Also, your bubble insurance has a whopping collusion breach. If one of a gang of six players insures a series of 6-max SnGs but the other don't and flip stacks between each other to ensure that the first player finishes exactly in the third place all the time, and then the winnings are divided evenly, it's clear that IP loses lots of money (the team gets 5/6~0.83 BI from IP every time, out of which only 3/5=0.6 BI is spent on rake, in fact much less due to rakeback). The poker room will most likely deem it chip dumping and close the accounts, so I can't do this trick and am honestly sharing it with you, but think twice whether you should insure tourneys at all, especially if you don't have a security team.

Even an honest player can theoretically gain advantage because bubble insurance creates a new, flatter, prize structure for him and he can apply a (tighter) unexploitable strategy tailored to the new structure, while his opponents unaware of IP will use strategies that are close to unexploitable in terms of the original uninsured structure, but exploitable in terms of the new insured structure. All the players will win because they'll de facto play different tourneys, hence only IP will lose.

Such loopholes of course exist in almost any insurance policies but I want to stress that you can't do without checking reliability of signups thoroughly like poker backers and usual insurance companies do.
Hi c00n74,

Since my name + blog has been quoted in this thread, I wanted to have the chance to respond. If you read closely, you will see that I state,

"If my interpretation is correct, you are asserting that these pots amount to 34% of the money won/lost during a given session and by extension that is the degree of variance."

The correction I make in his calculating the amount of money won/lost in a session. That does not by extension mean that I agree that that number tells you how much variance is due to those all-in pots.

All my calculation tells you is the answer to the questions, "What percentage of money wagered in this sample is due to all-in spots?"


Your criticism of the methodology stands:

The simplest way to calculate the variance of the sample would of course be to include the 'mean of the squares' of all the individual pot sizes, just the all-in pots, and just the non-all-in played pots. You could then make a legitimate variance calculation of the sample. However this would still not achieve the aim detailed in the title of that blog post. Your other posts in this thread represent a sterling attempt to do so, although I am still not sure how to resolve the variance1 v variance 2 debate (see below).

Please note that I said in my reply:

"I am little troubled by your methodology for calculating variance."


The intention at the time I posted was to correct an obvious scaling error that I saw when first scanning the article out of curiosity.
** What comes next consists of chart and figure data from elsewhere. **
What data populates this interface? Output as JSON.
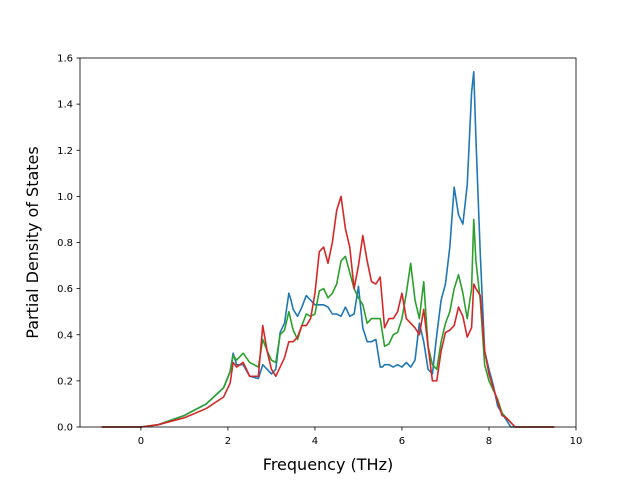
{
  "chart_data": {
    "type": "line",
    "title": "",
    "xlabel": "Frequency (THz)",
    "ylabel": "Partial Density of States",
    "xlim": [
      -1.4,
      10.0
    ],
    "ylim": [
      0.0,
      1.6
    ],
    "xticks": [
      0,
      2,
      4,
      6,
      8,
      10
    ],
    "yticks": [
      0.0,
      0.2,
      0.4,
      0.6,
      0.8,
      1.0,
      1.2,
      1.4,
      1.6
    ],
    "grid": false,
    "legend": "none",
    "series": [
      {
        "color": "#1f77b4",
        "x": [
          -0.9,
          0.0,
          0.4,
          1.0,
          1.5,
          1.9,
          2.05,
          2.12,
          2.2,
          2.35,
          2.5,
          2.7,
          2.8,
          2.9,
          3.0,
          3.1,
          3.2,
          3.3,
          3.4,
          3.45,
          3.5,
          3.6,
          3.7,
          3.8,
          3.9,
          4.0,
          4.1,
          4.2,
          4.3,
          4.4,
          4.5,
          4.6,
          4.7,
          4.8,
          4.9,
          5.0,
          5.1,
          5.2,
          5.3,
          5.4,
          5.5,
          5.55,
          5.6,
          5.7,
          5.8,
          5.9,
          6.0,
          6.1,
          6.2,
          6.3,
          6.4,
          6.5,
          6.6,
          6.7,
          6.8,
          6.9,
          7.0,
          7.1,
          7.2,
          7.3,
          7.4,
          7.5,
          7.6,
          7.65,
          7.7,
          7.8,
          7.9,
          8.0,
          8.1,
          8.2,
          8.3,
          8.4,
          8.5,
          8.6,
          8.7,
          9.5
        ],
        "y": [
          0.0,
          0.0,
          0.01,
          0.05,
          0.1,
          0.17,
          0.24,
          0.32,
          0.27,
          0.27,
          0.22,
          0.21,
          0.27,
          0.25,
          0.23,
          0.25,
          0.41,
          0.45,
          0.58,
          0.55,
          0.51,
          0.48,
          0.52,
          0.57,
          0.55,
          0.53,
          0.53,
          0.53,
          0.52,
          0.49,
          0.49,
          0.48,
          0.52,
          0.48,
          0.49,
          0.61,
          0.43,
          0.37,
          0.37,
          0.38,
          0.26,
          0.26,
          0.27,
          0.27,
          0.26,
          0.27,
          0.26,
          0.28,
          0.26,
          0.29,
          0.45,
          0.37,
          0.25,
          0.23,
          0.4,
          0.55,
          0.62,
          0.78,
          1.04,
          0.92,
          0.88,
          1.05,
          1.45,
          1.54,
          1.25,
          0.75,
          0.33,
          0.25,
          0.18,
          0.09,
          0.06,
          0.03,
          0.0,
          0.0,
          0.0,
          0.0
        ]
      },
      {
        "color": "#2ca02c",
        "x": [
          -0.9,
          0.0,
          0.4,
          1.0,
          1.5,
          1.9,
          2.05,
          2.12,
          2.2,
          2.35,
          2.5,
          2.7,
          2.8,
          2.9,
          3.0,
          3.1,
          3.2,
          3.3,
          3.4,
          3.5,
          3.6,
          3.7,
          3.8,
          3.9,
          4.0,
          4.1,
          4.2,
          4.3,
          4.4,
          4.5,
          4.6,
          4.7,
          4.8,
          4.9,
          5.0,
          5.1,
          5.2,
          5.3,
          5.4,
          5.5,
          5.6,
          5.7,
          5.8,
          5.9,
          6.0,
          6.1,
          6.2,
          6.3,
          6.4,
          6.5,
          6.6,
          6.7,
          6.8,
          6.9,
          7.0,
          7.1,
          7.2,
          7.3,
          7.4,
          7.5,
          7.6,
          7.65,
          7.7,
          7.8,
          7.9,
          8.0,
          8.1,
          8.2,
          8.3,
          8.4,
          8.5,
          8.6,
          8.7,
          9.5
        ],
        "y": [
          0.0,
          0.0,
          0.01,
          0.05,
          0.1,
          0.17,
          0.24,
          0.31,
          0.29,
          0.32,
          0.28,
          0.26,
          0.38,
          0.33,
          0.29,
          0.28,
          0.4,
          0.42,
          0.5,
          0.42,
          0.38,
          0.44,
          0.49,
          0.48,
          0.49,
          0.59,
          0.6,
          0.56,
          0.58,
          0.62,
          0.72,
          0.74,
          0.67,
          0.6,
          0.56,
          0.53,
          0.45,
          0.47,
          0.47,
          0.47,
          0.35,
          0.36,
          0.4,
          0.41,
          0.47,
          0.58,
          0.71,
          0.55,
          0.47,
          0.63,
          0.35,
          0.27,
          0.25,
          0.37,
          0.45,
          0.5,
          0.6,
          0.66,
          0.58,
          0.47,
          0.6,
          0.9,
          0.72,
          0.55,
          0.27,
          0.2,
          0.16,
          0.12,
          0.06,
          0.04,
          0.02,
          0.0,
          0.0,
          0.0
        ]
      },
      {
        "color": "#d62728",
        "x": [
          -0.9,
          0.0,
          0.4,
          1.0,
          1.5,
          1.9,
          2.05,
          2.12,
          2.2,
          2.35,
          2.5,
          2.7,
          2.8,
          2.9,
          3.0,
          3.1,
          3.2,
          3.3,
          3.4,
          3.5,
          3.6,
          3.7,
          3.8,
          3.9,
          4.0,
          4.1,
          4.2,
          4.3,
          4.4,
          4.5,
          4.6,
          4.7,
          4.8,
          4.9,
          5.0,
          5.1,
          5.2,
          5.3,
          5.4,
          5.5,
          5.6,
          5.7,
          5.8,
          5.9,
          6.0,
          6.1,
          6.2,
          6.3,
          6.4,
          6.5,
          6.6,
          6.7,
          6.8,
          6.9,
          7.0,
          7.1,
          7.2,
          7.3,
          7.4,
          7.5,
          7.6,
          7.65,
          7.7,
          7.8,
          7.9,
          8.0,
          8.1,
          8.2,
          8.3,
          8.4,
          8.5,
          8.6,
          8.7,
          9.5
        ],
        "y": [
          0.0,
          0.0,
          0.01,
          0.04,
          0.08,
          0.13,
          0.19,
          0.28,
          0.26,
          0.28,
          0.22,
          0.22,
          0.44,
          0.33,
          0.25,
          0.22,
          0.26,
          0.3,
          0.37,
          0.37,
          0.39,
          0.44,
          0.44,
          0.47,
          0.58,
          0.76,
          0.78,
          0.71,
          0.8,
          0.94,
          1.0,
          0.86,
          0.78,
          0.6,
          0.7,
          0.83,
          0.72,
          0.63,
          0.62,
          0.65,
          0.43,
          0.47,
          0.47,
          0.5,
          0.58,
          0.47,
          0.45,
          0.43,
          0.4,
          0.51,
          0.35,
          0.2,
          0.2,
          0.33,
          0.41,
          0.42,
          0.44,
          0.52,
          0.48,
          0.39,
          0.43,
          0.62,
          0.6,
          0.57,
          0.33,
          0.23,
          0.17,
          0.11,
          0.05,
          0.04,
          0.02,
          0.0,
          0.0,
          0.0
        ]
      }
    ]
  }
}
I did not mean for my post to be interpreted as an endorsement of the overall method. As it stands, I am pretty confident that he has significantly underestimated the amount of 'variance' due to all-in pots through this approach.

The implication in your post was that I did not understand variance. That is simply not the case. If that was not your intention, and you merely meant that it was a shame I did not go so far as to correct the methodology also, then I apologize in advance for my failure in interpretation.

The actual debate


The problem is that this throws you in the deep end with regards what poker players mean when they read the word 'variance'. The calculated variance of the samples is not the same as the 'luck factor' which poker players mean when they talk about "variance". We can consider two categories, I will term variance 1 and variance 2.

Variance 1
The mathematical definition of variance, which can be calculated from a sample, given sufficient data, or otherwise estimated given assumptions about the distribution of that data.

Variance 2
What poker players/readers/potential customers of the insuredplay site mean. This includes relatively simple coolers like getting set-over-set and more subtle 'running into the top-of-his-range' all month. It is not immediately clear to me how to measure this concept.

I hope you will understand my difficulty when I initially responded. If I had said outright, "here, just do this calculation and you will find how much variance is due to all-in spots" that would have been misleading. I would have been correcting the 'variance 1' calculation, but would have been understood by many poker players to have stated outright, "This is how much of variance 2 is due to all-in luck". Rather than open that particular can of worms, I chose to make the minor correction under his own terms.

Regards to all,

Quad

Last edited by Quadrophobia; 11-23-2012 at 09:31 AM.